Why is the solution to $\dot x = \sin x$ written in $t = … $ form?

Question

I'm a high school senior currently taking AP Calculus AB. I'm trying to learn a little about dynamical systems in my free time (yes, I know the pre-requisites are supposed to be multi-variable calculus and linear algebra, but I was eager!)

Basically, I'm starting Strogatz's Nonlinear Dynamics and Chaos and came across the equation $\dot x = \sin x$, which I presume means the same thing as $x'(t)=\sin(x(t))$ since my understanding is that $x$ is a function of $t$.

The separation of variables seems pretty straightforward -- you get $t = -\ln|\csc x + \cot x| + C$.

I agree with Strogatz on that much. But then I wondered -- wasn't a solution to a differential equation supposed to be a function $x(t)$, not a variable $t$? What the heck does it even mean to have a solution expressed as $t = ...$ ? Indeed, when I told Wolfram Alpha to solve $x'(t) = \sin(x(t))$, it returned $x(t) = 2\cot^{-1}(e^{c_1 - t})$ -- quite different from the solution given above, although I have no idea how Wolfram Alpha got it or how their process differred from Strogatz's.

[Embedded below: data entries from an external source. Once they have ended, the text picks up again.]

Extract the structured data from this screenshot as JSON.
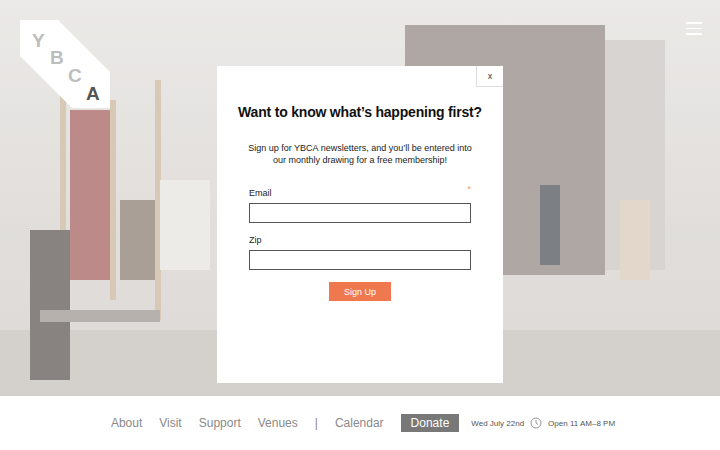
{
  "logo": {
    "letters": [
      "Y",
      "B",
      "C",
      "A"
    ]
  },
  "modal": {
    "close": "x",
    "title": "Want to know what’s happening first?",
    "body": "Sign up for YBCA newsletters, and you’ll be entered into our monthly drawing for a free membership!",
    "required_mark": "*",
    "fields": [
      {
        "label": "Email",
        "required": true,
        "value": ""
      },
      {
        "label": "Zip",
        "required": false,
        "value": ""
      }
    ],
    "button": "Sign Up"
  },
  "nav": {
    "items": [
      {
        "label": "About"
      },
      {
        "label": "Visit"
      },
      {
        "label": "Support"
      },
      {
        "label": "Venues"
      }
    ],
    "separator": "|",
    "secondary": [
      {
        "label": "Calendar",
        "kind": "link"
      },
      {
        "label": "Donate",
        "kind": "button"
      }
    ],
    "date": "Wed July 22nd",
    "hours": "Open 11 AM–8 PM"
  }
}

Below is an image of the Strogatz page in question (section 2.1). Having not understood why solving for $t$ was useful, I am of course completely (even more) lost at the part where he says $x = x_0$ and does some stuff with initial conditions or whatever.

Basically, isn't the point of solving a differential equation generally to find the function $x(t)$ that satisfies it? So why isn't Strogatz doing that here, and what else is it that he's doing instead?

Answer 1

The WA answer is correct although not the simplier

$$x'=\sin(x)$$ $$ \implies \int \frac {dx}{\sin x}=\int dt$$ Using tangent half angle substitution $$dx =\frac {2dw}{1+w²}, \sin x =\frac {2w}{1+w²}$$ $$ \int \frac {dw}w=t+k$$ $$\ln w =t+k \implies w=ke^t$$ Susbtitute back $w=\tan (x/2)$ $$\tan (x/2)=ke^t$$ That you can also write as WA $$\cot (x/2)=ke{-t}$$ $$ \implies x=2\cot^{-1}(ke^{-t})$$ Note that $\dot {x}$ is Newton's notation for derivative. Where $x'$ is Lagrange's notation.

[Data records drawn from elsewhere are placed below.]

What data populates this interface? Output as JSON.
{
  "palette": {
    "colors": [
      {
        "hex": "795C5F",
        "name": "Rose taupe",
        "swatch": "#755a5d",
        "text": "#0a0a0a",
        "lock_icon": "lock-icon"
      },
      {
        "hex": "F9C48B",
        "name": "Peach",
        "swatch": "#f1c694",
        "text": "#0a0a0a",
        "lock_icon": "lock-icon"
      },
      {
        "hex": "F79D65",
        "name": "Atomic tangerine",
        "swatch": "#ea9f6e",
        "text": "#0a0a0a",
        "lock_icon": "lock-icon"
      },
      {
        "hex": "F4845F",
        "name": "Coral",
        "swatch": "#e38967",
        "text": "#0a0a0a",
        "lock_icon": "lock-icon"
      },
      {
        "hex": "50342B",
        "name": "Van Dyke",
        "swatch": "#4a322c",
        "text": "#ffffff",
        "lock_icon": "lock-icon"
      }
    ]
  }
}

For Strogatz's solutiuon, you have to note that $$ E=-\ln(\csc x+\cot x)$$ $$ E=-\ln(\frac 1 {\sin(x)}+\frac {\cos x}{\sin x})$$ Use trigonometric substitution $t=\tan (x/2), \sin x= \frac {2t}{1+t^2}, \cos x =\frac {1-t^2}{1+t^2}$ $$E=-\ln (\frac 1 t )$$ $$E=\ln t \implies E=\ln(\tan(x/2))$$ Stoglatz keep the implicit notation as it's more simple. But WA answer and Stoglatz's answers are the same, they don't differ.